Anchorage Museum Helps Bring Historic Railroad Spike Home to Alaska
January 27, 2025 | In the PressFrom Artnet (https://news.artnet.com/art-world/anchorage-museum-nenana-alaska-golden-spike-2601903)
In December, leaders of the Anchorage Museum in Alaska began hearing “some rumblings” on social media. Those “rumblings,” as Monica Shah, the museum’s deputy director of collections and conservation, told me, related to a rare piece of Alaskan history that had been in hiding for nearly a century. It ultimately became the unexpected star of Christie’s January 25 Americana sale.
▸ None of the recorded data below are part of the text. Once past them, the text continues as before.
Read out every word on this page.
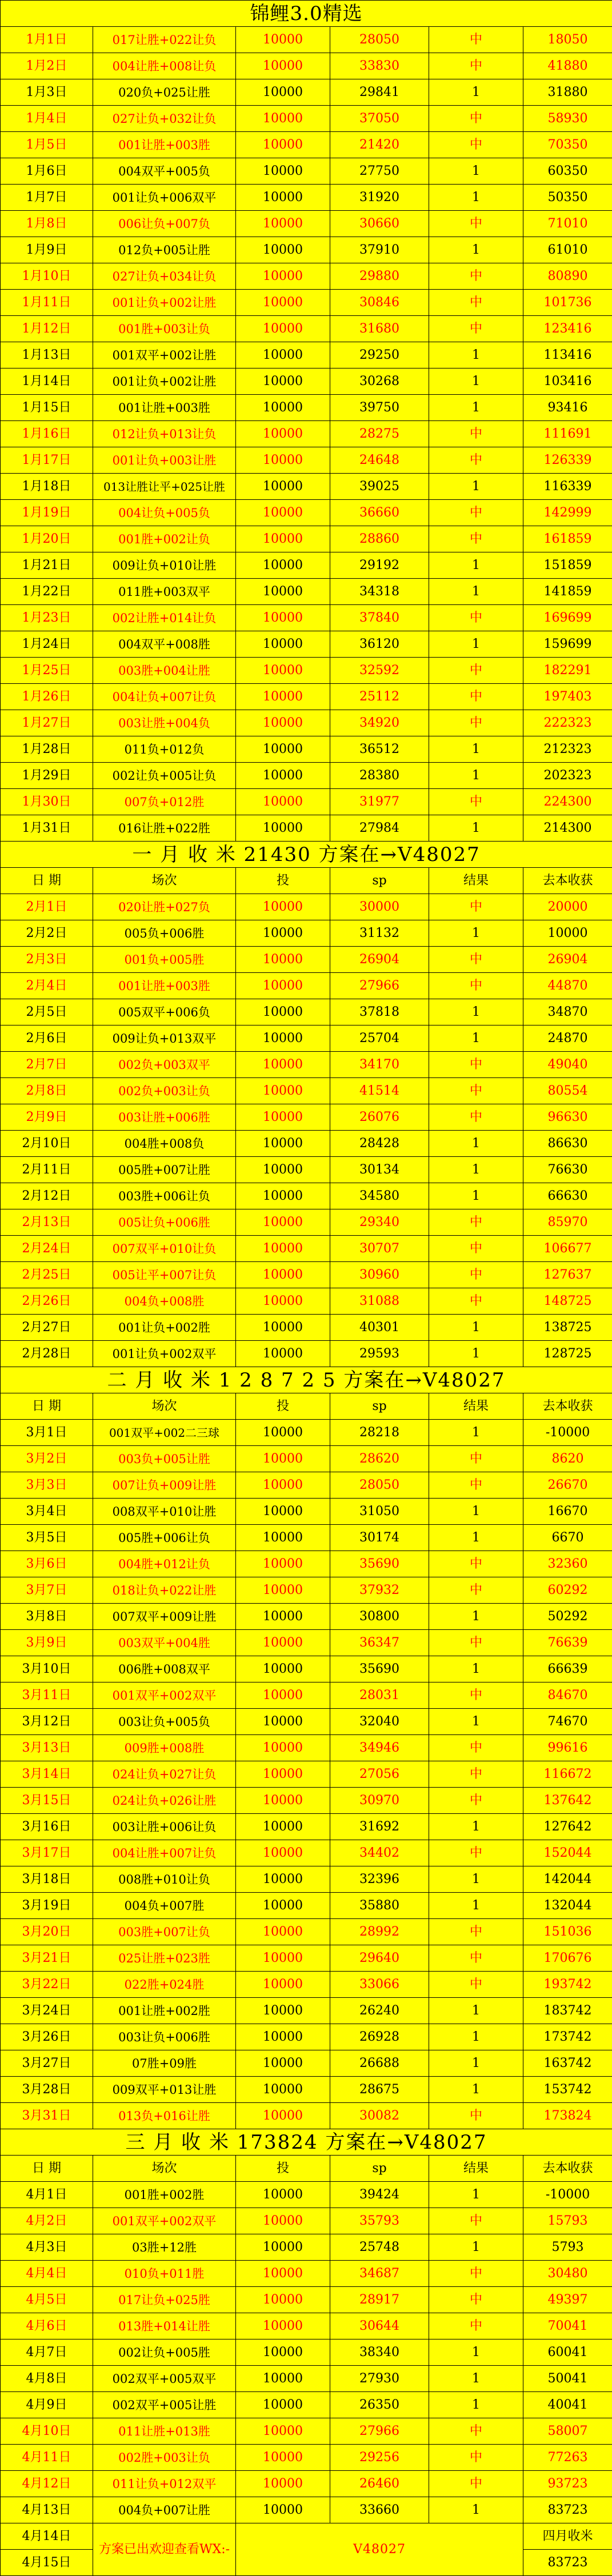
锦鲤3.0精选					
1月1日	017让胜+022让负	10000	28050	中	18050
1月2日	004让胜+008让负	10000	33830	中	41880
1月3日	020负+025让胜	10000	29841	1	31880
1月4日	027让负+032让负	10000	37050	中	58930
1月5日	001让胜+003胜	10000	21420	中	70350
1月6日	004双平+005负	10000	27750	1	60350
1月7日	001让负+006双平	10000	31920	1	50350
1月8日	006让负+007负	10000	30660	中	71010
1月9日	012负+005让胜	10000	37910	1	61010
1月10日	027让负+034让负	10000	29880	中	80890
1月11日	001让负+002让胜	10000	30846	中	101736
1月12日	001胜+003让负	10000	31680	中	123416
1月13日	001双平+002让胜	10000	29250	1	113416
1月14日	001让负+002让胜	10000	30268	1	103416
1月15日	001让胜+003胜	10000	39750	1	93416
1月16日	012让负+013让负	10000	28275	中	111691
1月17日	001让负+003让胜	10000	24648	中	126339
1月18日	013让胜让平+025让胜	10000	39025	1	116339
1月19日	004让负+005负	10000	36660	中	142999
1月20日	001胜+002让负	10000	28860	中	161859
1月21日	009让负+010让胜	10000	29192	1	151859
1月22日	011胜+003双平	10000	34318	1	141859
1月23日	002让胜+014让负	10000	37840	中	169699
1月24日	004双平+008胜	10000	36120	1	159699
1月25日	003胜+004让胜	10000	32592	中	182291
1月26日	004让负+007让负	10000	25112	中	197403
1月27日	003让胜+004负	10000	34920	中	222323
1月28日	011负+012负	10000	36512	1	212323
1月29日	002让负+005让负	10000	28380	1	202323
1月30日	007负+012胜	10000	31977	中	224300
1月31日	016让胜+022胜	10000	27984	1	214300
一 月 收 米 21430 方案在→V48027					
日 期	场次	投	sp	结果	去本收获
2月1日	020让胜+027负	10000	30000	中	20000
2月2日	005负+006胜	10000	31132	1	10000
2月3日	001负+005胜	10000	26904	中	26904
2月4日	001让胜+003胜	10000	27966	中	44870
2月5日	005双平+006负	10000	37818	1	34870
2月6日	009让负+013双平	10000	25704	1	24870
2月7日	002负+003双平	10000	34170	中	49040
2月8日	002负+003让负	10000	41514	中	80554
2月9日	003让胜+006胜	10000	26076	中	96630
2月10日	004胜+008负	10000	28428	1	86630
2月11日	005胜+007让胜	10000	30134	1	76630
2月12日	003胜+006让负	10000	34580	1	66630
2月13日	005让负+006胜	10000	29340	中	85970
2月24日	007双平+010让负	10000	30707	中	106677
2月25日	005让平+007让负	10000	30960	中	127637
2月26日	004负+008胜	10000	31088	中	148725
2月27日	001让负+002胜	10000	40301	1	138725
2月28日	001让负+002双平	10000	29593	1	128725
二 月 收 米 1 2 8 7 2 5 方案在→V48027					
日 期	场次	投	sp	结果	去本收获
3月1日	001双平+002二三球	10000	28218	1	-10000
3月2日	003负+005让胜	10000	28620	中	8620
3月3日	007让负+009让胜	10000	28050	中	26670
3月4日	008双平+010让胜	10000	31050	1	16670
3月5日	005胜+006让负	10000	30174	1	6670
3月6日	004胜+012让负	10000	35690	中	32360
3月7日	018让负+022让胜	10000	37932	中	60292
3月8日	007双平+009让胜	10000	30800	1	50292
3月9日	003双平+004胜	10000	36347	中	76639
3月10日	006胜+008双平	10000	35690	1	66639
3月11日	001双平+002双平	10000	28031	中	84670
3月12日	003让负+005负	10000	32040	1	74670
3月13日	009胜+008胜	10000	34946	中	99616
3月14日	024让负+027让负	10000	27056	中	116672
3月15日	024让负+026让胜	10000	30970	中	137642
3月16日	003让胜+006让负	10000	31692	1	127642
3月17日	004让胜+007让负	10000	34402	中	152044
3月18日	008胜+010让负	10000	32396	1	142044
3月19日	004负+007胜	10000	35880	1	132044
3月20日	003胜+007让负	10000	28992	中	151036
3月21日	025让胜+023胜	10000	29640	中	170676
3月22日	022胜+024胜	10000	33066	中	193742
3月24日	001让胜+002胜	10000	26240	1	183742
3月26日	003让负+006胜	10000	26928	1	173742
3月27日	07胜+09胜	10000	26688	1	163742
3月28日	009双平+013让胜	10000	28675	1	153742
3月31日	013负+016让胜	10000	30082	中	173824
三 月 收 米 173824 方案在→V48027					
日 期	场次	投	sp	结果	去本收获
4月1日	001胜+002胜	10000	39424	1	-10000
4月2日	001双平+002双平	10000	35793	中	15793
4月3日	03胜+12胜	10000	25748	1	5793
4月4日	010负+011胜	10000	34687	中	30480
4月5日	017让负+025胜	10000	28917	中	49397
4月6日	013胜+014让胜	10000	30644	中	70041
4月7日	002让负+005胜	10000	38340	1	60041
4月8日	002双平+005双平	10000	27930	1	50041
4月9日	002双平+005让胜	10000	26350	1	40041
4月10日	011让胜+013胜	10000	27966	中	58007
4月11日	002胜+003让负	10000	29256	中	77263
4月12日	011让负+012双平	10000	26460	中	93723
4月13日	004负+007让胜	10000	33660	1	83723
4月14日	方案已出欢迎查看WX:-	V48027			四月收米
4月15日					83723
Known as Alaska’s Golden Spike, the object represented the completion of the Alaska Railroad in 1923, the construction of which spanned nearly a decade. The 24-carat artifact was originally presented as a gift from the city of Anchorage to Colonel Frederick Mears to honor his role in the project. It was loaned to President Warren G. Harding to use at a ceremony marking the completion of the railroad on July 15, near the city of Nenana.
A dedication to Frederick Mears engraved on the Golden Spike. Photo courtesy of the Anchorage Museum.
At the Christie’s sale this past Friday, it sparked a fierce bidding war, and the final, premium-inclusive price ultimately quadrupled the high estimate of $50,000, to sell for $201,600. The winning bidders? The Anchorage Museum, which teamed up with the Alaskan City of Nenana to jointly acquire the item, ensuring that an important piece of the state’s history “will be held in the public trust and accessible for future generations,” according to a post-auction statement.
“We are thrilled to partner with Nenana to share this piece of history with the public,” Anchorage Museum CEO Julie Decke said in a statement, adding that the spike is “a great piece of storytelling about place and people.”
Nenana Mayor Joshua Verhagen said the city is “extremely excited and appreciative of this partnership with the Anchorage Museum. I think it’s a neat story of an urban and a rural community both along the rail belt coming together for a worthy cause.”
The two parties have agreed to alternate exhibiting the spike—which has been largely out of view for 100 years save for exhibitions in 1967 and 2001. They banded together when they learned the work was being offered at auction from a private collection, and raised the necessary money including with the help of private donations.

The Anchorage Museum. Photo: Chris Arend Photography.
At the 1923 ceremony, President Harding said, “In my humble judgement the qualities of pioneers in co-operation with those of transportation will do more to work out the development of this wonderland than anything which the great government of the United States can do.”

U.S. Pres. Harding driveing (sic) gold spike, Alaska Ry. July 15- 23; A.S.S.; from verso: Harding, Warren Gamaliel; Pres, U.S., 1865-1923 (Ceremony driving gold spike for Alaska Railroad at Nenana; crowd, spectators; boats and fishwheels on Tanana River; bridge). Image courtesy CIHS Collection, Anchorage Museum, B1975.134.186
Mears, the main engineer, was born in Omaha, Neb., in 1878, to a military family. At the young age of 15, he enrolled at the Shattuck Military Academy in Montana. Upon graduation, he enlisted as a private in the U.S. Army. He rose through the Army’s ranks and was later asked to work as an engineer on the construction of the Panama Canal. His experience there caught the eye of President Woodrow Wilson when he sought to establish a new railroad in Alaska territory.
Shah, of the Anchorage Museum, told me how great it was to see two institutions come together so quickly to secure the work, particularly when it had been in private hands for so long. “It’s a forever document. There is no end to this ownership agreement.”